Received 25 September 2006; Revised 14 September 2007

Copyright © 2008 Hindawi Publishing Corporation. This is an open access article distributed under the Creative Commons Attribution License, which permits unrestricted use, distribution, and reproduction in any medium, provided the original work is properly cited.

Abstract

Most of the machines and engineering structures experience vibration and their design generally requires consideration for their dynamic behavior. Due to this, the study of vibration, as it deals with the vibratory behavior of bodies, is acquiring increasingly importance in several engineering applications, nuclear reactor technology and aeronautical field etc.

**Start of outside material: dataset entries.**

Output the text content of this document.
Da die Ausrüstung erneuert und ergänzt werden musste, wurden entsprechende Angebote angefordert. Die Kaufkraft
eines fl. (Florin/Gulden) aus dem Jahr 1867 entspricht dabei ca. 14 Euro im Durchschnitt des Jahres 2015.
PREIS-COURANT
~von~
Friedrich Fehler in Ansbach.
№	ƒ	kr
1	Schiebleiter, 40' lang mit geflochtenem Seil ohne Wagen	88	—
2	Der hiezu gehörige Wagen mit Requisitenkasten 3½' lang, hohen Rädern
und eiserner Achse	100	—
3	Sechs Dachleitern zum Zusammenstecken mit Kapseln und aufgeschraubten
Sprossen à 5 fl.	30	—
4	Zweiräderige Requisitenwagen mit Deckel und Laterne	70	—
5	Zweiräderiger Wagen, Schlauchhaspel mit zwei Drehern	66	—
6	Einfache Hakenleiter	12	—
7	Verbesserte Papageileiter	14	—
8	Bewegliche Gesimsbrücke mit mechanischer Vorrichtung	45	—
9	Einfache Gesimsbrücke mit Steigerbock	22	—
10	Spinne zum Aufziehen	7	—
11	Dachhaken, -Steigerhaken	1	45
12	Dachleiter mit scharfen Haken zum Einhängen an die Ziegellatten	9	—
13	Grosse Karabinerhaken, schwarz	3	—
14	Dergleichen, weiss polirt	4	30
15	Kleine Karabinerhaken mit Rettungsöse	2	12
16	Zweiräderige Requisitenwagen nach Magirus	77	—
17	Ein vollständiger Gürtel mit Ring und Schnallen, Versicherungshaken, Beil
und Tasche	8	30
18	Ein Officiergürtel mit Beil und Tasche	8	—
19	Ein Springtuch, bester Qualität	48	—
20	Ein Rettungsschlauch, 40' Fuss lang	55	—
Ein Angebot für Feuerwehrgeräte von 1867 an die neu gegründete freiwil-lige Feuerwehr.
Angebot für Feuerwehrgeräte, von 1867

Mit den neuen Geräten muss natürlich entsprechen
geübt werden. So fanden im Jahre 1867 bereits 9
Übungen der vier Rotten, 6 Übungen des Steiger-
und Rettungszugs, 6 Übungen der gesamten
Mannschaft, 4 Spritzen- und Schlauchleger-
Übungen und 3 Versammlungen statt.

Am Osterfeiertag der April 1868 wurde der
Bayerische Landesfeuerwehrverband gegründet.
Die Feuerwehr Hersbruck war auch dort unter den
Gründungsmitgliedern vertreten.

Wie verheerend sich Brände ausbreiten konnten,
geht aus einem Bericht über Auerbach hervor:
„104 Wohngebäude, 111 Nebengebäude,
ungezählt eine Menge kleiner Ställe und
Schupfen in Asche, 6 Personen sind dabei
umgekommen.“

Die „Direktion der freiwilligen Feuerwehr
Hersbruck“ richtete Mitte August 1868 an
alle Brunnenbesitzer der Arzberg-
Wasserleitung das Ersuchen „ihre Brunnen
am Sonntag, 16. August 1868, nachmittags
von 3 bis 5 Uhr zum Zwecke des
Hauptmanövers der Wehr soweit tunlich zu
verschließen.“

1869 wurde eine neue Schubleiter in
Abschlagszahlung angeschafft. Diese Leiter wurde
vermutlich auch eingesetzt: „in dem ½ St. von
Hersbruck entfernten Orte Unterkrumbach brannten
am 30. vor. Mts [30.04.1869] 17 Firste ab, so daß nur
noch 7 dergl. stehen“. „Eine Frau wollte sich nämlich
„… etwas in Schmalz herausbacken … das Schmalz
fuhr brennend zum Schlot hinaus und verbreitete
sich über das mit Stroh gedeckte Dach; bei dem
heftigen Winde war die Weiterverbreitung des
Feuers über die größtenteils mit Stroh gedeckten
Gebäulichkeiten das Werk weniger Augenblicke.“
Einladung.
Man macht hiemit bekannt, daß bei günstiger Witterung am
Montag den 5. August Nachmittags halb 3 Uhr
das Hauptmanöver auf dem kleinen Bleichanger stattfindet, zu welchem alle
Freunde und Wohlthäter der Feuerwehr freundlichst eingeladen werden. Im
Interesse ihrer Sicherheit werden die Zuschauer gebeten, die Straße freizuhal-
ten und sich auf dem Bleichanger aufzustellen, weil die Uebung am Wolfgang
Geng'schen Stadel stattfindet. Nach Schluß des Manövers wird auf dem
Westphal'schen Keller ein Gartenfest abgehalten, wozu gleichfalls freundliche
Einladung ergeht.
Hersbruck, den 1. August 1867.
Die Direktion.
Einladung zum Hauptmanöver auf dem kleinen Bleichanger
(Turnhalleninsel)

Most of the work has been done in the field of elastic and non-elastic behavior of the bodies but a very little work is done in the field of visco-elastic bodies with varying thickness. The analysis presented here is to study the effect of taper constants on free vibration of a clamped visco-elastic rectangular plate with parabolically varying thickness. The two-dimensional thickness variation is taken as the Cartesian product of parabolic variations along the two concurrent edges of the plate. Using Rayleigh-Ritz method, frequency equation derives. Logarithmic decrement, time period and deflection for the first two modes of vibration are calculated for various values of taper constants and aspect ratio.